A four-day work week is not a new phenomenon. Many employees in the UK already have this pattern, typically agreed on a case-by-case basis between employee and employer following a flexible working request. It tends to be accompanied by a corresponding reduction in pay, except in the case of compressed hours, where the employee is simply squeezing the same amount of work time into a shorter week.
For employees, the advantages of working one less day a week for the same amount of pay are obvious: they will have more free time to do the things they enjoy, which will inevitably increase overall happiness. But in what ways could the reduced working week benefit employers?
Improving employee happiness and wellbeing has many potential commercial benefits for employers including increased performance and productivity, reduced absenteeism, better recruitment and retention, and positive social and environmental impact.
If an organisation is asking for 100% productivity from employees in consideration for a reduction in working hours, it is going to be critical to have the right support, technology and workplace culture in place to enable this. Otherwise, inefficiencies will inevitably arise which will undermine the success of the shorter working week.
Although the success of the four-day working week model relies on employees doing fewer hours, there is a danger that unless clear parameters are set, employees’ hours could creep up to previous levels if the workload is the same, resulting in longer and more stressful days. If this happens, wellbeing and productivity would most likely decrease rather than increase, negating the benefits of the shorter week.
In customer-facing businesses, a potential pitfall of the four-day working week is not being able to properly service customers leading to poor customer satisfaction. While this could be a potential issue for some organisations, it could be overcome fairly easily by most simply by keeping the business open for five days a week while staggering the days on which employees are not working so the week is fully covered.

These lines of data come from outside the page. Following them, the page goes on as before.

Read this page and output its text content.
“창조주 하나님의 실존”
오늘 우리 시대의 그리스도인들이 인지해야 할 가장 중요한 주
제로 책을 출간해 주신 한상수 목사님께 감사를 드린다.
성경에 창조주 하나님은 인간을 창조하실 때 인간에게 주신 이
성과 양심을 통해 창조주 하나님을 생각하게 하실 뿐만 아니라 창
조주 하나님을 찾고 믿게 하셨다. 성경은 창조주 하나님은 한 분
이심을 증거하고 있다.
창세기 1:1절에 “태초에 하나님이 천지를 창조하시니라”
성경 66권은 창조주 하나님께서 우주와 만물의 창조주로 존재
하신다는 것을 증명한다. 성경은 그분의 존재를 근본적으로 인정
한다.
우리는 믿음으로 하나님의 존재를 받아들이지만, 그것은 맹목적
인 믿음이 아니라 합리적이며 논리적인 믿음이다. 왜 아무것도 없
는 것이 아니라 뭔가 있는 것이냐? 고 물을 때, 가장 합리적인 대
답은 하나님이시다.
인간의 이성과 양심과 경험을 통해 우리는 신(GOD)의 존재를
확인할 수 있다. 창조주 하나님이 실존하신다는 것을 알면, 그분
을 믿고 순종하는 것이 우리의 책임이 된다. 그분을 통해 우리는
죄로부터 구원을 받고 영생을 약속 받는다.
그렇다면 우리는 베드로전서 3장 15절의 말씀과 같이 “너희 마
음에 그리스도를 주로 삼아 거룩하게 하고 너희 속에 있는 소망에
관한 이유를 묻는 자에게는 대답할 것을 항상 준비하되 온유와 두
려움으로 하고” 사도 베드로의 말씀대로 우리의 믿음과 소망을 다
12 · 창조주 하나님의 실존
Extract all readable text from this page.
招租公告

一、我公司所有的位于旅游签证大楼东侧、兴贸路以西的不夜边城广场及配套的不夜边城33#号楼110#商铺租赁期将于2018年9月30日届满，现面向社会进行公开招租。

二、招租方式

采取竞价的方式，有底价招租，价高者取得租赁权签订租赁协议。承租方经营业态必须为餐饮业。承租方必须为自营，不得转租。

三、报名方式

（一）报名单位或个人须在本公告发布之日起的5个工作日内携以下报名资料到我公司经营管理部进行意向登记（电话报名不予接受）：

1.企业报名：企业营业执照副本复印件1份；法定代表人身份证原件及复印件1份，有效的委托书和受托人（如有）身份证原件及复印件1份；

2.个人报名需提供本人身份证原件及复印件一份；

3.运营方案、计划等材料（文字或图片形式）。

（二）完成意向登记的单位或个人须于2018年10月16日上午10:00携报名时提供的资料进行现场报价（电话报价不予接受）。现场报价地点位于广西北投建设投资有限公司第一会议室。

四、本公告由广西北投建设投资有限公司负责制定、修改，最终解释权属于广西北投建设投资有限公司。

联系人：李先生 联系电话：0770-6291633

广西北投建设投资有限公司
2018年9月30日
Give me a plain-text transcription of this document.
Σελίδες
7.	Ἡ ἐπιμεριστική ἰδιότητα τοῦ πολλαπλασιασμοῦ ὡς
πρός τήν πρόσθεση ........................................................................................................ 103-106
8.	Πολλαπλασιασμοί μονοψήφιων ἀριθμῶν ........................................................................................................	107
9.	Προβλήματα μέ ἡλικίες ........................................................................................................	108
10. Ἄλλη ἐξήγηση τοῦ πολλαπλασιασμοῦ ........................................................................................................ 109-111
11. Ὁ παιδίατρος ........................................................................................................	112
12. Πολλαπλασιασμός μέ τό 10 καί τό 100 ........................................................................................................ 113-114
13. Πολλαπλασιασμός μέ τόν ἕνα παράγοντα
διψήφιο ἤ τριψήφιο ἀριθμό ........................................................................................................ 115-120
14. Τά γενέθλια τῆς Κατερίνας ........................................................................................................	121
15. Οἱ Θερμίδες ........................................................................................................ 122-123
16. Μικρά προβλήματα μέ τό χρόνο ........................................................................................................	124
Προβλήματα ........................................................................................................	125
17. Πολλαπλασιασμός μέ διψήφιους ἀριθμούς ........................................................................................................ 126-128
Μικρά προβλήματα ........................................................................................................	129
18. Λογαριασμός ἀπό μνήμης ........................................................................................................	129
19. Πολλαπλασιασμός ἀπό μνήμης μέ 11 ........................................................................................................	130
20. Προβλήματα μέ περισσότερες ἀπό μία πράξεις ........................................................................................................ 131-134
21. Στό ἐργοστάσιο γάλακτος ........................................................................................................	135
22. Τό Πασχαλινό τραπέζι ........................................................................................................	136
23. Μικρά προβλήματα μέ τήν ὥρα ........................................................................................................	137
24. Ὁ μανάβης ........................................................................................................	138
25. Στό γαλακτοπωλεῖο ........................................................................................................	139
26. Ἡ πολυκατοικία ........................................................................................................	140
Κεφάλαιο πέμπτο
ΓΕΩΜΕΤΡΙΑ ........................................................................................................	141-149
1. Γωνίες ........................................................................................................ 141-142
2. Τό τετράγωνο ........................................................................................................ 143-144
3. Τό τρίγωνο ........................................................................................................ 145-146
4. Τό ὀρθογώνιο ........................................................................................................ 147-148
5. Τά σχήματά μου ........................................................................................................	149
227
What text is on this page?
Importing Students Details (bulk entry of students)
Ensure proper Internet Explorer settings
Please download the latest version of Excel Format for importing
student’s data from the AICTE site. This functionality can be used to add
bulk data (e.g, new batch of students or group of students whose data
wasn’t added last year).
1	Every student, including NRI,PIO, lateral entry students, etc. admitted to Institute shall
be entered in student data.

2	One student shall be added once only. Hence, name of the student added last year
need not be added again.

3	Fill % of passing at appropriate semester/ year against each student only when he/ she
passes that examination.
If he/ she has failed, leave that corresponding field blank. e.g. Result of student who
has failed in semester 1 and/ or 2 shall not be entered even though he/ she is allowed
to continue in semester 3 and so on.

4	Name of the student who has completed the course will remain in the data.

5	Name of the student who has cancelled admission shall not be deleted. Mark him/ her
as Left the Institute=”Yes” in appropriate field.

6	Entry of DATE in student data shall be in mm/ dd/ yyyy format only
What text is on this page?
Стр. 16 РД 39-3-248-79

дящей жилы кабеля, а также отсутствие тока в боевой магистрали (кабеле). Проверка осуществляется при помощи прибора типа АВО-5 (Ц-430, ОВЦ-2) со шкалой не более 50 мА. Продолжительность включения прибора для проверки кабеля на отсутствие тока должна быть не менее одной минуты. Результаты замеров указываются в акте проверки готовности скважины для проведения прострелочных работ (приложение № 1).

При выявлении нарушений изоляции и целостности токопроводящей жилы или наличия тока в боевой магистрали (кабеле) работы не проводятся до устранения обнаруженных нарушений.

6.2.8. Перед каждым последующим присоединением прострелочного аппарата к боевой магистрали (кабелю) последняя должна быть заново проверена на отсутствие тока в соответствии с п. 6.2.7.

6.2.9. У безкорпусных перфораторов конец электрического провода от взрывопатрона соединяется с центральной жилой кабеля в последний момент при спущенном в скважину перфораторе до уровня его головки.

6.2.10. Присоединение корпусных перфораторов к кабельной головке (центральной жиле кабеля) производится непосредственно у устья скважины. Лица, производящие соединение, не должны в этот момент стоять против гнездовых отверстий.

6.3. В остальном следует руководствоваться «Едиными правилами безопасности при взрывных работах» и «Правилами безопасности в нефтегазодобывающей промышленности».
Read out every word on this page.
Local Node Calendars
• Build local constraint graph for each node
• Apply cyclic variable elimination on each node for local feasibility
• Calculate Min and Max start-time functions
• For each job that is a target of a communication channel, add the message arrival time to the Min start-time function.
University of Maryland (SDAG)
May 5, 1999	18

For employers who currently have a number of employees working four days a week on reduced pay, particular care will need to be given as to how the change will impact the existing arrangements of these employees, and how it is communicated to them.
A four-day working week model clearly won’t suit every business and will require genuine support from both leaders and employees, as well the appropriate technology and infrastructure, to give it any chance of success. For businesses considering the move to the four-day working week, our advice is to take time to properly assess how it will impact on your business, weighing up the positives and negatives, and to consult with employees to garner their views, before making any firm decisions.
Before making the four-day week a permanent change, a trial period is a sensible way of establishing whether it is really right for your business.